Et, maintenant, pour peu que « deux de café » ait surexcité sa gaieté, garez-vous d’elle ! La friquette, sans être méchante, se rit volontiers des passants.

N’allez pas surtout faire le galant ; un regard méprisant, tombé de haut, foudroierait sur place l’infortuné qui, sottement, s’est trompé d’heure.
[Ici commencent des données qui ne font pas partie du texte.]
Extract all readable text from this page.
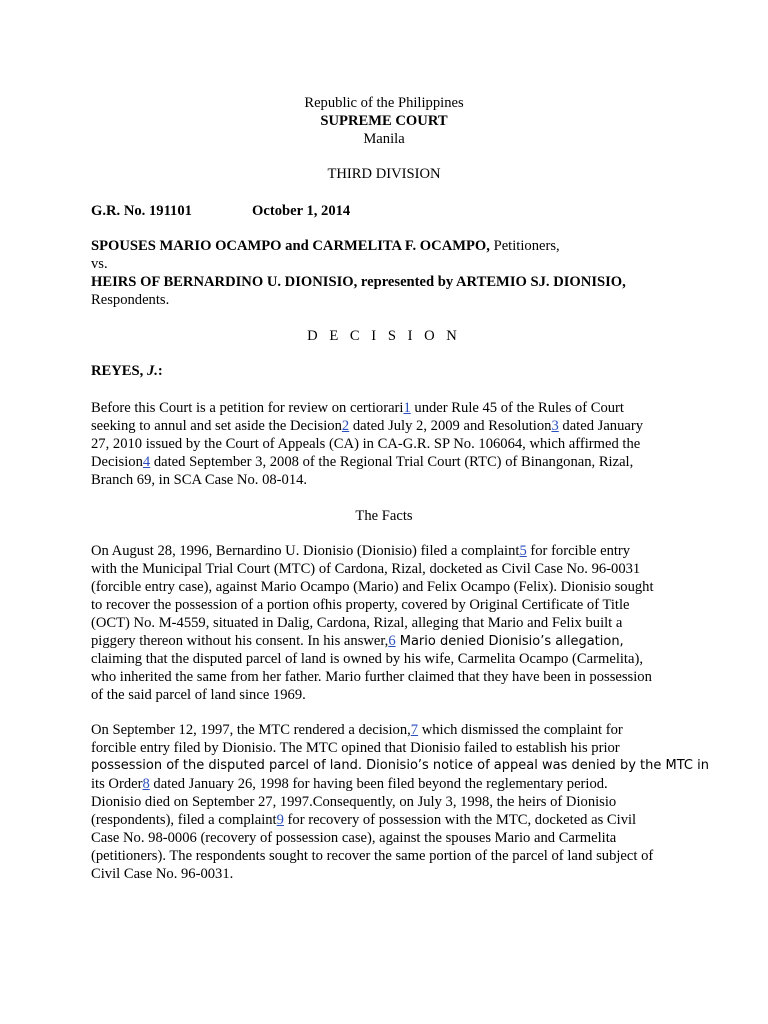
Republic of the Philippines
SUPREME COURT
Manila
THIRD DIVISION
G.R. No. 191101	October 1, 2014
SPOUSES MARIO OCAMPO and CARMELITA F. OCAMPO, Petitioners,
vs.
HEIRS OF BERNARDINO U. DIONISIO, represented by ARTEMIO SJ. DIONISIO,
Respondents.
D E C I S I O N
REYES, J.:
Before this Court is a petition for review on certiorari1 under Rule 45 of the Rules of Court
seeking to annul and set aside the Decision2 dated July 2, 2009 and Resolution3 dated January
27, 2010 issued by the Court of Appeals (CA) in CA-G.R. SP No. 106064, which affirmed the
Decision4 dated September 3, 2008 of the Regional Trial Court (RTC) of Binangonan, Rizal,
Branch 69, in SCA Case No. 08-014.
The Facts
On August 28, 1996, Bernardino U. Dionisio (Dionisio) filed a complaint5 for forcible entry
with the Municipal Trial Court (MTC) of Cardona, Rizal, docketed as Civil Case No. 96-0031
(forcible entry case), against Mario Ocampo (Mario) and Felix Ocampo (Felix). Dionisio sought
to recover the possession of a portion ofhis property, covered by Original Certificate of Title
(OCT) No. M-4559, situated in Dalig, Cardona, Rizal, alleging that Mario and Felix built a
piggery thereon without his consent. In his answer,6 Mario denied Dionisio’s allegation,
claiming that the disputed parcel of land is owned by his wife, Carmelita Ocampo (Carmelita),
who inherited the same from her father. Mario further claimed that they have been in possession
of the said parcel of land since 1969.
On September 12, 1997, the MTC rendered a decision,7 which dismissed the complaint for
forcible entry filed by Dionisio. The MTC opined that Dionisio failed to establish his prior
possession of the disputed parcel of land. Dionisio’s notice of appeal was denied by the MTC in
its Order8 dated January 26, 1998 for having been filed beyond the reglementary period.
Dionisio died on September 27, 1997.Consequently, on July 3, 1998, the heirs of Dionisio
(respondents), filed a complaint9 for recovery of possession with the MTC, docketed as Civil
Case No. 98-0006 (recovery of possession case), against the spouses Mario and Carmelita
(petitioners). The respondents sought to recover the same portion of the parcel of land subject of
Civil Case No. 96-0031.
Car, le matin, plus souvent peut-être le soir, quand les cafés illuminés, les restaurants pleins de dîneurs, les bals qui grondent, les théâtres qui flamboient, les boutiques de joailliers éblouissantes sous le gaz, semblent se conjurer pour la perdition des âmes ; et le samedi surtout, si à tant de séductions s’ajoute encore le mirage d’un dimanche tout à la joie sur les rives d’un fleuve clair retentissant de mirlitons et suavement embaumé de fritures, il n’est pas sans exemple, paraît-il, qu’une friquette ait écouté, en fille d’Ève, les paroles du tentateur.

Mais, entre onze et midi, jamais ! Entre onze et midi, on est vertueuse ; et Don Juan lui-même, s’il essayait de changer cela, perdrait sa peine. Or, comme je ne suis pas Don Juan…

Mais l’ami arrive, il me secoue.

— Je crois, ma foi, que tu rêvais.

— En effet, je rêvais d’oiseaux, m’étant endormi à t’attendre… Où déjeune-t-on ?

— Près de l’Odéon, suivant l’usage.

Et comme, de nouveau, il faut traverser le Luxembourg, j’éprouve près de la fontaine Médicis cette surprise et cette joie de voir toute une bande de friquettes qui, leurs poches pleines de brioches, donnaient à manger aux friquets.